Investing for Women

Should men and women be investing differently?

I don’t think that men and women need to invest differently to achieve their goals, but I think that many women have biases to overcome which can hinder their financial success. One of the biggest things that I see is that women are not comfortable investing, so they often avoid it all together. Frequently I see men who really enjoy researching and selecting their own stocks; women can be extremely fearful of making the wrong investment, and can be more focused on short-term results. This can lead to surplus cash savings and 401(k) balances invested in money market accounts.

Many women suffer from a lack of confidence, and in my experience, the only way to become more comfortable is to take action. That is why I got into the industry. In college, I found that the only students enrolled in investment/finance courses were men; while the subject didn’t come naturally to me, I realized that it was information I would need to know. Now my goal is to help empower women to make better financial decisions. There are so many resources available for investors: blogs (such as The Simple Dollar and the Evergreen Virtual Advisor), websites (such as www.Morningstar.com, www.schwab.com), and even podcasts.

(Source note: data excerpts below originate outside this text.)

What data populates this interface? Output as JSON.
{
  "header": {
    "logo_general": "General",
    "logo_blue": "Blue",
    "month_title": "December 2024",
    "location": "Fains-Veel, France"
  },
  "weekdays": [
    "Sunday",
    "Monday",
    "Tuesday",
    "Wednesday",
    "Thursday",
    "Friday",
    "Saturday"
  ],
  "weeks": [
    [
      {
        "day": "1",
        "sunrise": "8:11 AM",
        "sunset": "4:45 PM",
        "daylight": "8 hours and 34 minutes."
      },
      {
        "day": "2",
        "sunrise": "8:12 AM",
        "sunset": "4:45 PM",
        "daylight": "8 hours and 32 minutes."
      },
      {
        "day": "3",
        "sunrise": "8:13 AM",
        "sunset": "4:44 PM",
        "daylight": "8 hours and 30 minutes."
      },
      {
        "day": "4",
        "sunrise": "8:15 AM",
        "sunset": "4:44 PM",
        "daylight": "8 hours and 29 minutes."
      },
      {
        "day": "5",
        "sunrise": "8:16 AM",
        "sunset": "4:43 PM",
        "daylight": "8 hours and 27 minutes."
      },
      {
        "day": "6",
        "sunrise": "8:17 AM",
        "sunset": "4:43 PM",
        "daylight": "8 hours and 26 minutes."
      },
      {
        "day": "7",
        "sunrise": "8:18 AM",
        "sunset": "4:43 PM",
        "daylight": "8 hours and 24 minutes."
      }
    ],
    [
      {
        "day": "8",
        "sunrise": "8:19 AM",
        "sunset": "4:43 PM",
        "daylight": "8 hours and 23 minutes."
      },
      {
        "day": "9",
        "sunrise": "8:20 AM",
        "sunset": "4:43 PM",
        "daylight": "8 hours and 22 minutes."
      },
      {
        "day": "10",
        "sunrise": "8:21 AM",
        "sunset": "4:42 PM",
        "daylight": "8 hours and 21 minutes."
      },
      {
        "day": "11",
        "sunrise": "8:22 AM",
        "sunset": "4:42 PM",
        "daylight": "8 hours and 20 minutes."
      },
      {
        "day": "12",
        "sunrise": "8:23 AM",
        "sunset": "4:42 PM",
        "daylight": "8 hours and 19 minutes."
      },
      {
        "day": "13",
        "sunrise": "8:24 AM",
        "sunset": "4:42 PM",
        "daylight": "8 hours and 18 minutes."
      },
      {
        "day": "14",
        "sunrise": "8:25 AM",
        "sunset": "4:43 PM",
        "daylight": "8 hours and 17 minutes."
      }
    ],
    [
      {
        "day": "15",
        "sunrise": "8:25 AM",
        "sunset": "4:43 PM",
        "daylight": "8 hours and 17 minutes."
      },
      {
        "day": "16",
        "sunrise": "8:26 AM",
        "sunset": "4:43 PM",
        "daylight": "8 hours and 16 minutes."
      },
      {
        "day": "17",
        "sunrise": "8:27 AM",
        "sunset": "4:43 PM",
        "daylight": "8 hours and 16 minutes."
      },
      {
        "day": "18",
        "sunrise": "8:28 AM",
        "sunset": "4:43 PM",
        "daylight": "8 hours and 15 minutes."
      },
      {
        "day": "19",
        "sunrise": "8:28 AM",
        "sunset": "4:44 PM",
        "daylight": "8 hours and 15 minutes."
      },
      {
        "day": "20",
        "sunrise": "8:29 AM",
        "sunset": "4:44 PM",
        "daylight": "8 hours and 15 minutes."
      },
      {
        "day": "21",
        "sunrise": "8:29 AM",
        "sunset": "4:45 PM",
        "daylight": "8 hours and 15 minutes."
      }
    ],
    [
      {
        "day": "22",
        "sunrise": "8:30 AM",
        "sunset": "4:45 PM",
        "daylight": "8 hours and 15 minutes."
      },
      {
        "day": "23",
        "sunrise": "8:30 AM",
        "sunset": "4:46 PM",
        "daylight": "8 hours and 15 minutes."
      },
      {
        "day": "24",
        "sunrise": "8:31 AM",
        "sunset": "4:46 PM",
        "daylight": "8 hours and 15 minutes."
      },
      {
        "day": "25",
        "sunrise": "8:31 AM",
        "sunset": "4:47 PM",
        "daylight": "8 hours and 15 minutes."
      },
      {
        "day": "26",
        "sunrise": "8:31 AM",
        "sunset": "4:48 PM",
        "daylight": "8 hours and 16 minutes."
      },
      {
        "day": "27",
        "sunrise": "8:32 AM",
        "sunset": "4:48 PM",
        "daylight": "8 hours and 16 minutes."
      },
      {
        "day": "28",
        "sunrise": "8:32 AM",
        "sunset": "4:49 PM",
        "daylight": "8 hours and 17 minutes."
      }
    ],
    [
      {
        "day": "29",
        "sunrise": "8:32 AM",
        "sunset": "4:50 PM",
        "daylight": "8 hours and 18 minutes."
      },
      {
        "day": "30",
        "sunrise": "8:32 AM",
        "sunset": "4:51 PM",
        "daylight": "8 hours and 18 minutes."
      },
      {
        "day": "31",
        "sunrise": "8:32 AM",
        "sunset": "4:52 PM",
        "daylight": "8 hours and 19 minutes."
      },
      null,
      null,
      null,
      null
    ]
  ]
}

My advice is to do some research, start small, and think long-term. A good place to start is with your 401(k) or other employer-sponsored retirement plan, and research the available funds via the information on your plan site.

Avoiding investment decisions will negatively compound the many other financial obstacles facing women. On average, we make less money, so we have less to invest and earn fewer Social Security benefits. We are also likely to live longer and outlive our money. The good news is that it is never too late to get started!
My most important point here is to invest for the long-term. Investors as a whole can be very focused on short-term results, such as how the investment performs within a 6-12 month time span. I think international markets have a lot of growth potential over the next 5-10 years, but there may be a lot of volatility in the short-term. Thinking long-term for women is particularly important as we are expected to have a very long time horizon based on our average life expectancy.

 

How Can Health Savings Accounts (HSAs) help prepare for retirement expenses?

Health Savings Accounts are the most tax preferential accounts you can invest in today. Money can be drawn any year from an HSA tax-free if used for qualified medical expenses, but the benefits really come to fruition when contributions are invested and saved until retirement. As a quick example, if you save $1,000 per year into an HSA for 20 years and earn a 5% annual growth rate, at the end of those 20 years you will have accumulated over $34,700 and can use those funds tax-free for medical expenses.

The maximum contributions for 2019 are $3,500 for an individual or $7,000 for families. I recommend reviewing your retirement account contributions in conjunction with your HSA contributions. If you are planning to contribute $7,000 to your 401(k), consider putting a portion of that into your HSA, say 10%. You will still get a tax deduction, but the funds will be available to you tax-free in the future. I recommend putting away as much as possible, knowing that if you need to take the funds pre-retirement for medical expenses you not only won’t be penalized, but can actually take the funds tax-free.

DISCLOSURE: This material has been prepared or is distributed solely for informational purposes only and is not a solicitation or an offer to buy any security or instrument or to participate in any trading strategy. Any opinions, recommendations, and assumptions included in this presentation are based upon current market conditions, reflect our judgment as of the date of this presentation, and are subject to change. Past performance is no guarantee of future results. All investments involve risk including the loss of principal.